Mas, para Jonas, também é possível um outro desfecho: “Segui-te, YHWH, como pude, mas sempre com sinceridade. Esta longa experiência, começada com a minha fuga para Társis, continuada no bom ventre do peixe-mãe, prosseguida ao longo das ruas de Nínive e culminada sob a cabana que não me protegia verdadeiramente do sol, compreendi, finalmente, o sentido do meu chamamento juvenil. Aprendi um outro rosto teu, ó Deus, diferente do da minha juventude: não me podia acontecer uma viagem melhor. Compreendi que o teu rosto de ontem não era ilusão nem engano; era apenas o teu primeiro amor por mim; mas, para o compreender, tinha de chegar à planta do qiqajon”. Jonas tornou-se adulto permanecendo profeta. O rapaz jovem, o aprendiz de profeta, tornou-se um profeta adulto (no início deste comentário imaginámos Jonas como um jovem). E, portanto, compreendeu a verdade mais importante de qualquer vocação adulta: o Deus da juventude deve morrer para poder ressurgir; mas só se morrer verdadeiramente poderá ressurgir verdadeiramente. E compreendemos ainda melhor o ‘sinal de Jonas’: a viagem de Jonas foi a mesma viagem que levou um outro profeta do Gólgota ao Sepulcro vazio; os dois sinais são o mesmo sinal.

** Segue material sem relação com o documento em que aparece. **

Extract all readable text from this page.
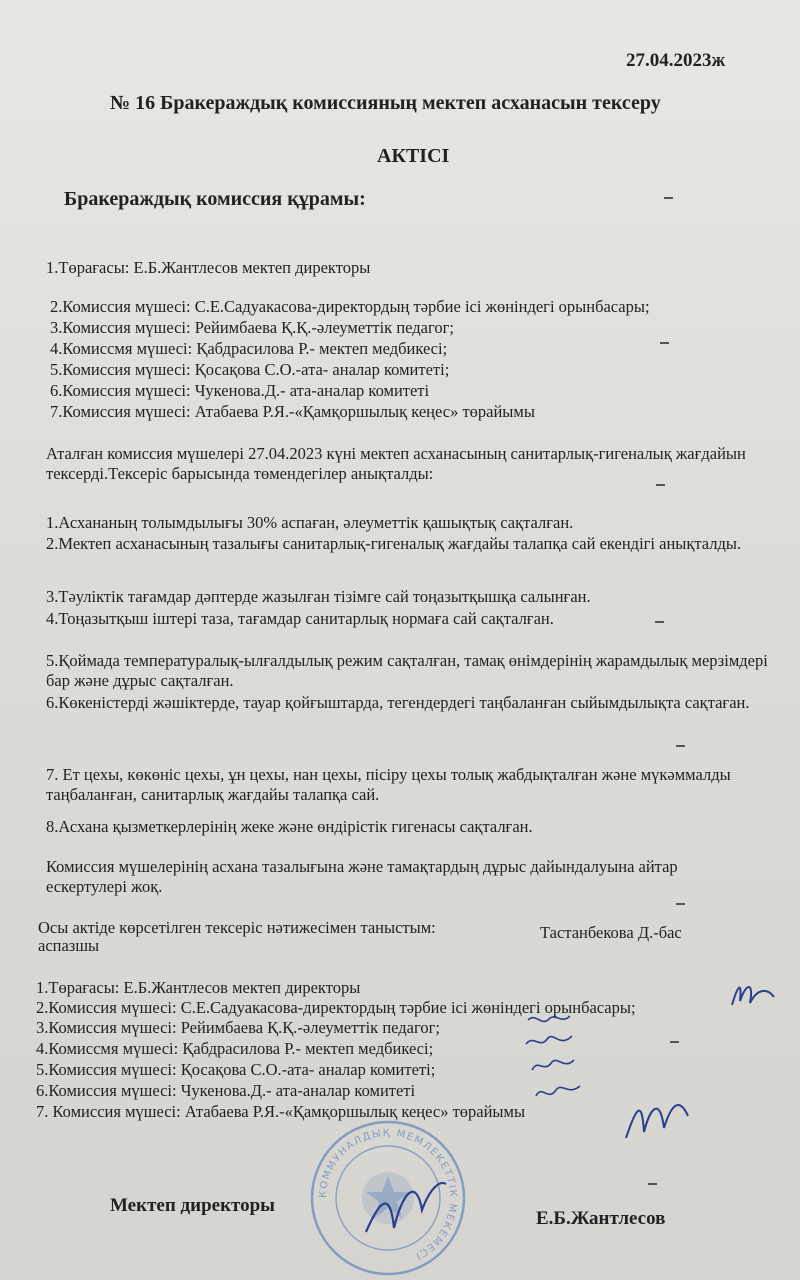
27.04.2023ж
№ 16 Бракераждық комиссияның мектеп асханасын тексеру
АКТІСІ
Бракераждық комиссия құрамы:
1.Төрағасы: Е.Б.Жантлесов мектеп директоры
2.Комиссия мүшесі: С.Е.Садуакасова-директордың тәрбие ісі жөніндегі орынбасары;
3.Комиссия мүшесі: Рейимбаева Қ.Қ.-әлеуметтік педагог;
4.Комиссмя мүшесі: Қабдрасилова Р.- мектеп медбикесі;
5.Комиссия мүшесі: Қосақова С.О.-ата- аналар комитеті;
6.Комиссия мүшесі: Чукенова.Д.- ата-аналар комитеті
7.Комиссия мүшесі: Атабаева Р.Я.-«Қамқоршылық кеңес» төрайымы
Аталған комиссия мүшелері 27.04.2023 күні мектеп асханасының санитарлық-гигеналық жағдайын тексерді.Тексеріс барысында төмендегілер анықталды:
1.Асхананың толымдылығы 30% аспаған, әлеуметтік қашықтық сақталған.
2.Мектеп асханасының тазалығы санитарлық-гигеналық жағдайы талапқа сай екендігі анықталды.
3.Тәуліктік тағамдар дәптерде жазылған тізімге сай тоңазытқышқа салынған.
4.Тоңазытқыш іштері таза, тағамдар санитарлық нормаға сай сақталған.
5.Қоймада температуралық-ылғалдылық режим сақталған, тамақ өнімдерінің жарамдылық мерзімдері бар және дұрыс сақталған.
6.Көкеністерді жәшіктерде, тауар қойғыштарда, тегендердегі таңбаланған сыйымдылықта сақтаған.
7. Ет цехы, көкөніс цехы, ұн цехы, нан цехы, пісіру цехы толық жабдықталған және мүкәммалды таңбаланған, санитарлық жағдайы талапқа сай.
8.Асхана қызметкерлерінің жеке және өндірістік гигенасы сақталған.
Комиссия мүшелерінің асхана тазалығына және тамақтардың дұрыс дайындалуына айтар ескертулері жоқ.
Осы актіде көрсетілген тексеріс нәтижесімен таныстым:	Тастанбекова Д.-бас
аспазшы
1.Төрағасы: Е.Б.Жантлесов мектеп директоры
2.Комиссия мүшесі: С.Е.Садуакасова-директордың тәрбие ісі жөніндегі орынбасары;
3.Комиссия мүшесі: Рейимбаева Қ.Қ.-әлеуметтік педагог;
4.Комиссмя мүшесі: Қабдрасилова Р.- мектеп медбикесі;
5.Комиссия мүшесі: Қосақова С.О.-ата- аналар комитеті;
6.Комиссия мүшесі: Чукенова.Д.- ата-аналар комитеті
7. Комиссия мүшесі: Атабаева Р.Я.-«Қамқоршылық кеңес» төрайымы
КОММУНАЛДЫҚ МЕМЛЕКЕТТІК МЕКЕМЕСІ
Мектеп директоры
Е.Б.Жантлесов
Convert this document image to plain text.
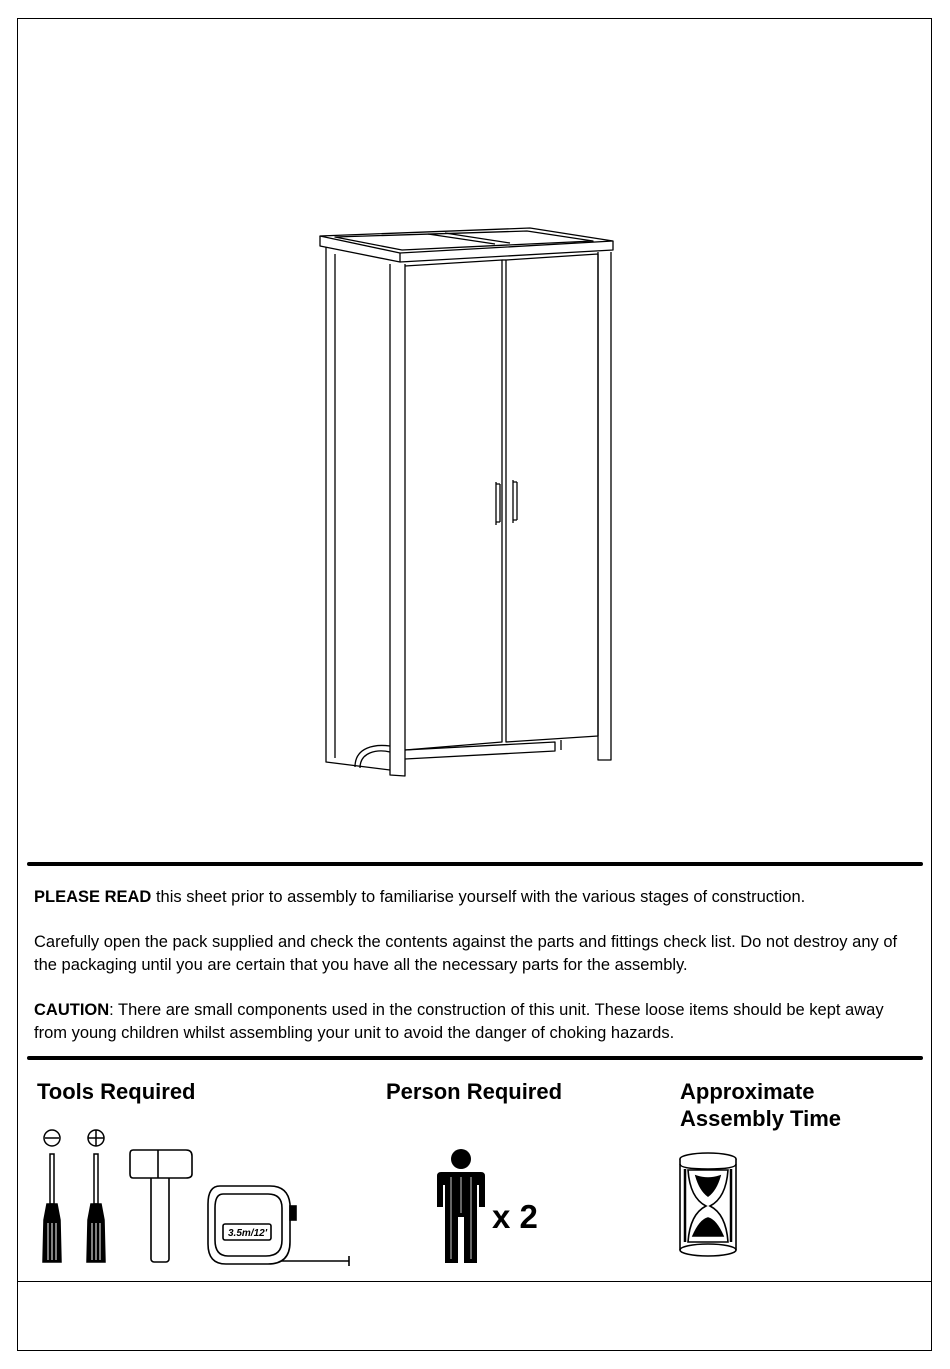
PLEASE READ this sheet prior to assembly to familiarise yourself with the various stages of construction.
Carefully open the pack supplied and check the contents against the parts and fittings check list. Do not destroy any of the packaging until you are certain that you have all the necessary parts for the assembly.
CAUTION: There are small components used in the construction of this unit. These loose items should be kept away from young children whilst assembling your unit to avoid the danger of choking hazards.
Tools Required	Person Required	Approximate Assembly Time
3.5m/12'	x 2
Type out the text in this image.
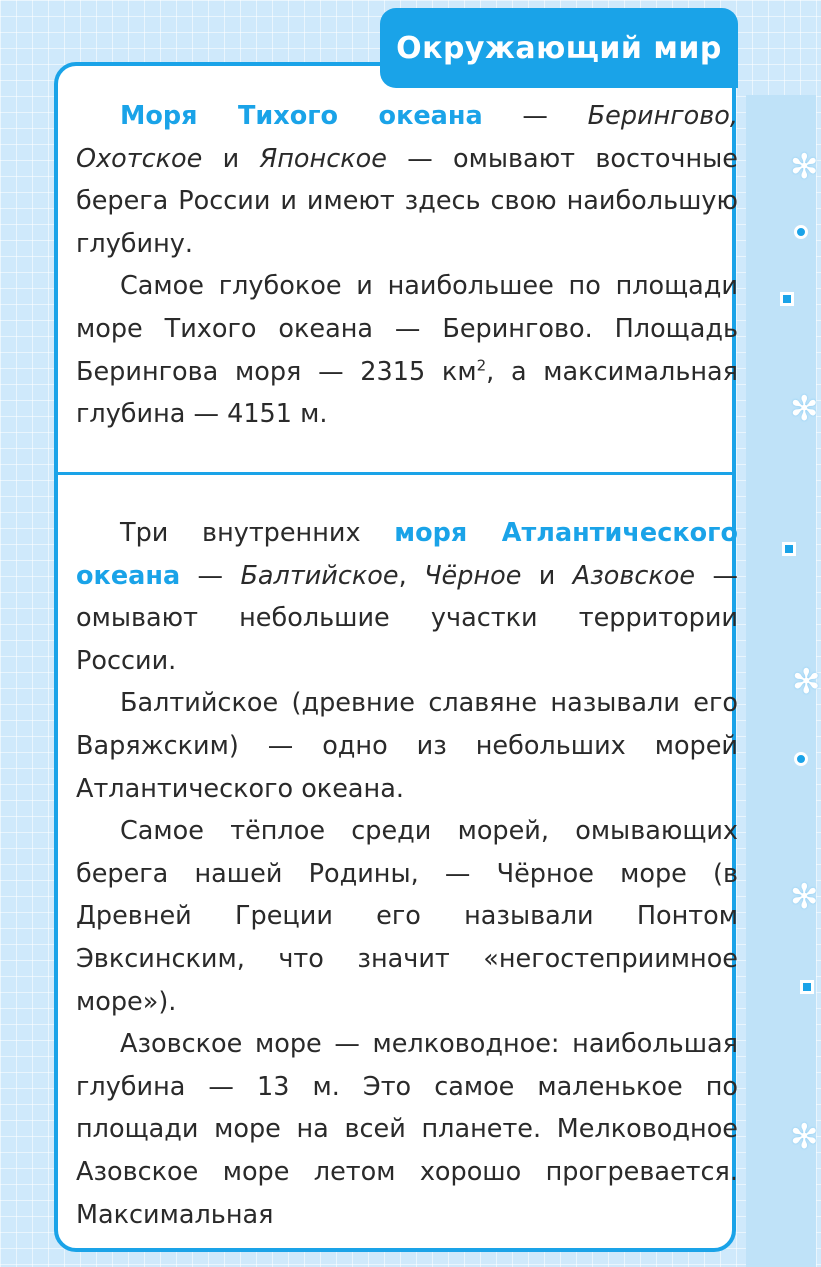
✻
✻
✻
✻
✻
Окружающий мир

Моря Тихого океана — Берингово, Охотское и Японское — омывают восточные берега России и имеют здесь свою наибольшую глубину.

Самое глубокое и наибольшее по площади море Тихого океана — Берингово. Площадь Берингова моря — 2315 $км^2$, а максимальная глубина — 4151 м.

Три внутренних моря Атлантического океана — Балтийское, Чёрное и Азовское — омывают небольшие участки территории России.

Балтийское (древние славяне называли его Варяжским) — одно из небольших морей Атлантического океана.

Самое тёплое среди морей, омывающих берега нашей Родины, — Чёрное море (в Древней Греции его называли Понтом Эвксинским, что значит «негостеприимное море»).

Азовское море — мелководное: наибольшая глубина — 13 м. Это самое маленькое по площади море на всей планете. Мелководное Азовское море летом хорошо прогревается. Максимальная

O livro de Jonas pode, portanto, ser também o relato do processo que introduz uma vocação na vida adulta, um ensinamento ético sobre como um jovem profeta pode tornar-se adulto, salvando a vocação, se e quando, um dia, entender que o Deus da juventude não está morto; apenas morreu a sua primeira ideia de Deus, para que pudesse nascer, naquele espaço, uma nova e mais verdadeira que, depois, morrerá de novo para ressurgir muitas vezes, até ao fim.
Termina, assim, este comentário ao livro de Jonas, um livro amado apaixonadamente. Conclui-se com palavras não necessárias, mas talvez úteis, para continuar a dialogar com Jonas e com muitos seus irmãos e irmãs da Bíblia.
Resta-me apenas dizer um obrigado ao Diretor, Marco Girardo, e a Andrea Lavazza, que me encorajaram a retomar os meus amados comentários bíblicos em Avvenire, que são uma espécie de género literário, como me escreveu um leitor. Obrigado, sobretudo a vós, leitores e leitoras, companheiros e companheiras que agora, se tornaram necessários. Obrigado e até breve.